JARL会員、1995年ピークに10年で半減

JARLの2020年度末の会員数は6万5788人で、前年同期比で574人増えた。JARLでは会員数を毎年度末で集計しており、増加に転じたのは1994年度以来と説明した。増加は「コロナ禍のステイホームを追い風に、会員増強活動が奏功した」とみている。

「自己訓練」や「技術的研究」を目的とするアマチュア無線だが、携帯電話が普及する前の1990年代半ばごろまでは、手軽なコミュニケーション手段という側面が注目され、95年3月末時点の「アマチュア無線局数」は136万4316局となり、ピークを迎えた。

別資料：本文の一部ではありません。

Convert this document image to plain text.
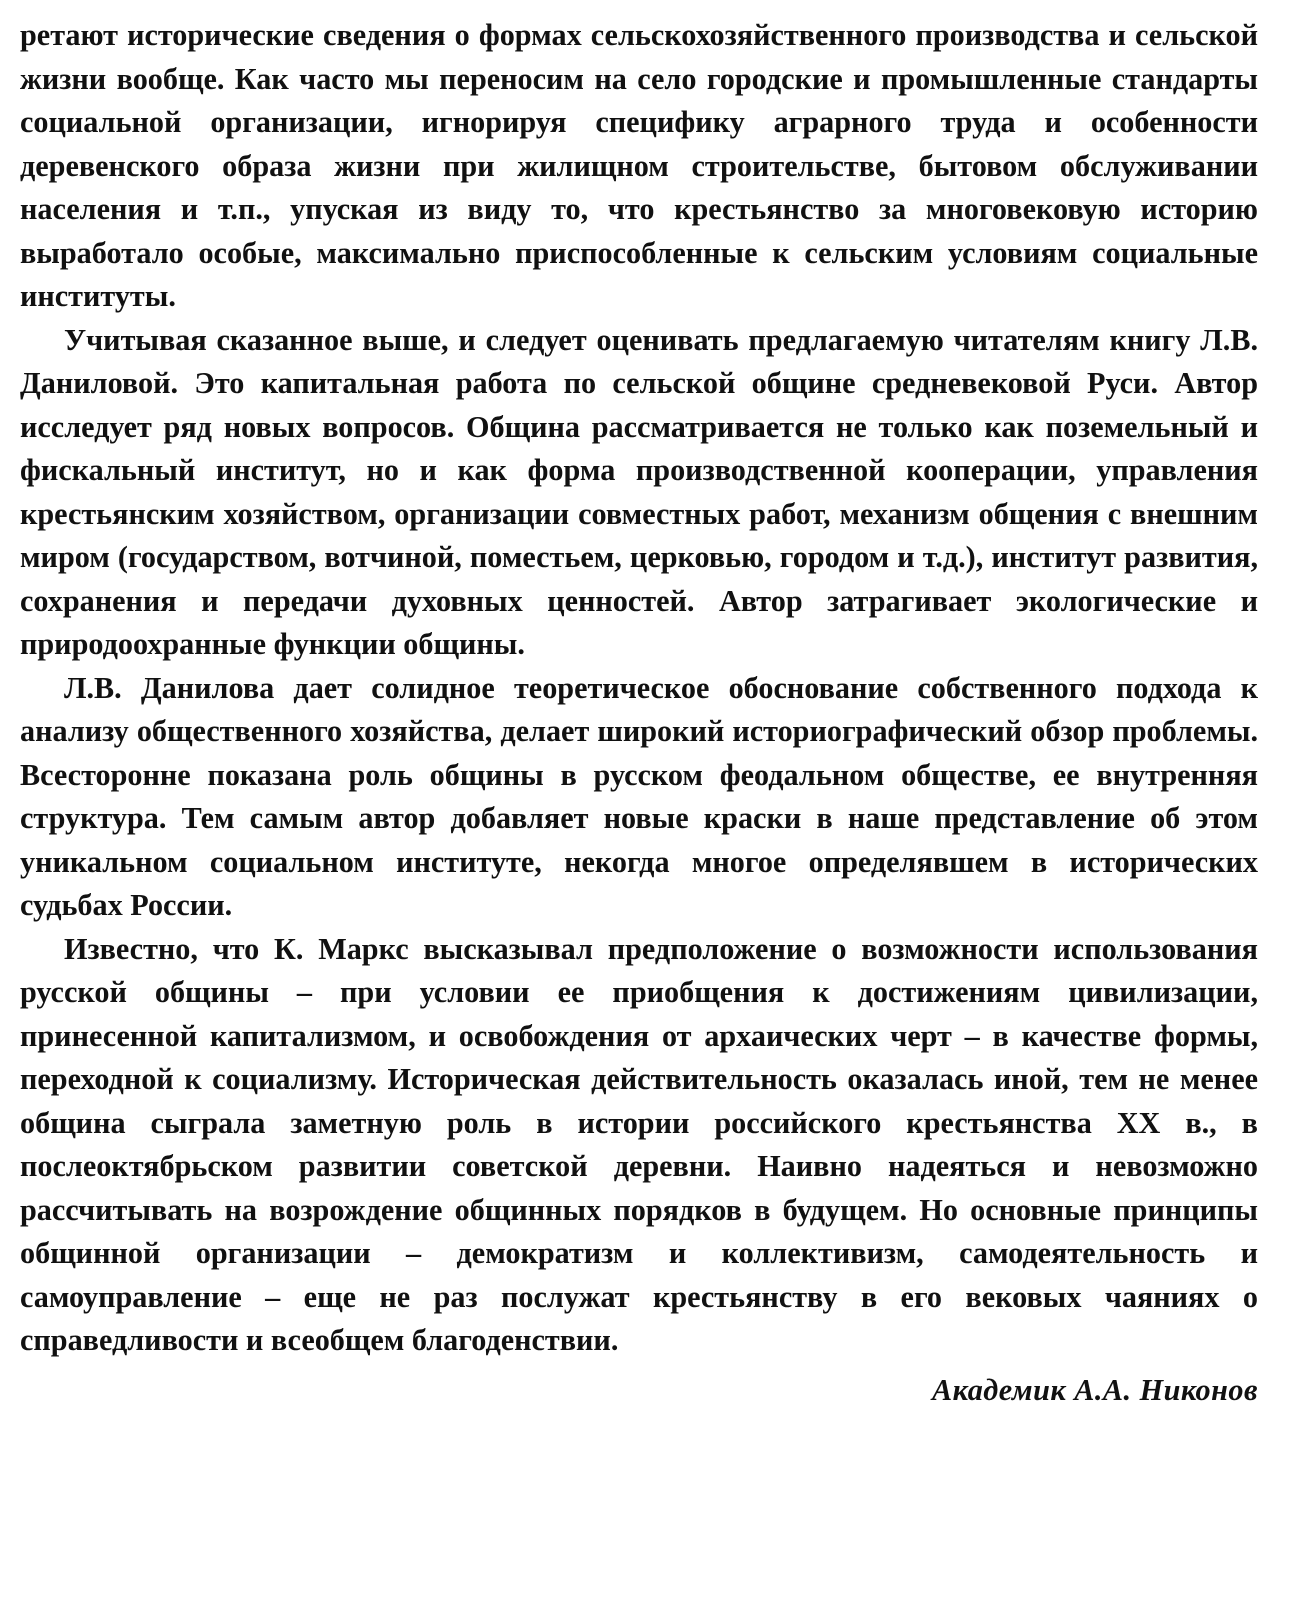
ретают исторические сведения о формах сельскохозяйственного производства и сельской жизни вообще. Как часто мы переносим на село городские и промышленные стандарты социальной организации, игнорируя специфику аграрного труда и особенности деревенского образа жизни при жилищном строительстве, бытовом обслуживании населения и т.п., упуская из виду то, что крестьянство за многовековую историю выработало особые, максимально приспособленные к сельским условиям социальные институты.

Учитывая сказанное выше, и следует оценивать предлагаемую читателям книгу Л.В. Даниловой. Это капитальная работа по сельской общине средневековой Руси. Автор исследует ряд новых вопросов. Община рассматривается не только как поземельный и фискальный институт, но и как форма производственной кооперации, управления крестьянским хозяйством, организации совместных работ, механизм общения с внешним миром (государством, вотчиной, поместьем, церковью, городом и т.д.), институт развития, сохранения и передачи духовных ценностей. Автор затрагивает экологические и природоохранные функции общины.

Л.В. Данилова дает солидное теоретическое обоснование собственного подхода к анализу общественного хозяйства, делает широкий историографический обзор проблемы. Всесторонне показана роль общины в русском феодальном обществе, ее внутренняя структура. Тем самым автор добавляет новые краски в наше представление об этом уникальном социальном институте, некогда многое определявшем в исторических судьбах России.

Известно, что К. Маркс высказывал предположение о возможности использования русской общины – при условии ее приобщения к достижениям цивилизации, принесенной капитализмом, и освобождения от архаических черт – в качестве формы, переходной к социализму. Историческая действительность оказалась иной, тем не менее община сыграла заметную роль в истории российского крестьянства XX в., в послеоктябрьском развитии советской деревни. Наивно надеяться и невозможно рассчитывать на возрождение общинных порядков в будущем. Но основные принципы общинной организации – демократизм и коллективизм, самодеятельность и самоуправление – еще не раз послужат крестьянству в его вековых чаяниях о справедливости и всеобщем благоденствии.

Академик А.А. Никонов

しかし同年以降は、インターネットの加速度的な普及で、アマチュア無線局数は大幅減少の一途。2021年度末は38万6588局と、ピークの3分の1以下にまで落ち込んでいる。

JARLの会員数もアマチュア無線局数の減少と軌を一にして減少し、95年には19万人以上いたが、10年足らずで半減した。

JARLでは低落傾向からの反転を目指して、近年、特典の拡充などで会員増強活動を展開。また、2011年の東日本大震災など災害時にネットや電話回線が不通になった際にアマチュア無線が通信手段として重要な役割を果たしたことが存在のアピールにつながった。

JARLは、

「さまざまな施策に加え,積極的なPRを進めたことが実を結び、コロナ禍のステイホーム指向と相まって会員数の漸減傾向が改善した」

と話す。

デジタルを使った通信に押されているアマチュア無線だが、すでに開発が行われている第6世代(6G)移動通信システムや、特定の土地や建物で使われるとされるローカル5Gなど情報通信技術を学ぶための入門にもなる。JARLによると、アマチュア無線を重視している総務省は2021年3月、免許のない人でも、有資格者の指導でアマチュア無線ができるよう省令を改正。「社会におけるアマチュア無線の活用の場が広まり、親子や学校での体験機会拡大を通じてアマチュア無線普及し、さらにはICT(情報通信技術)人材育成に繋がることが期待されている」という。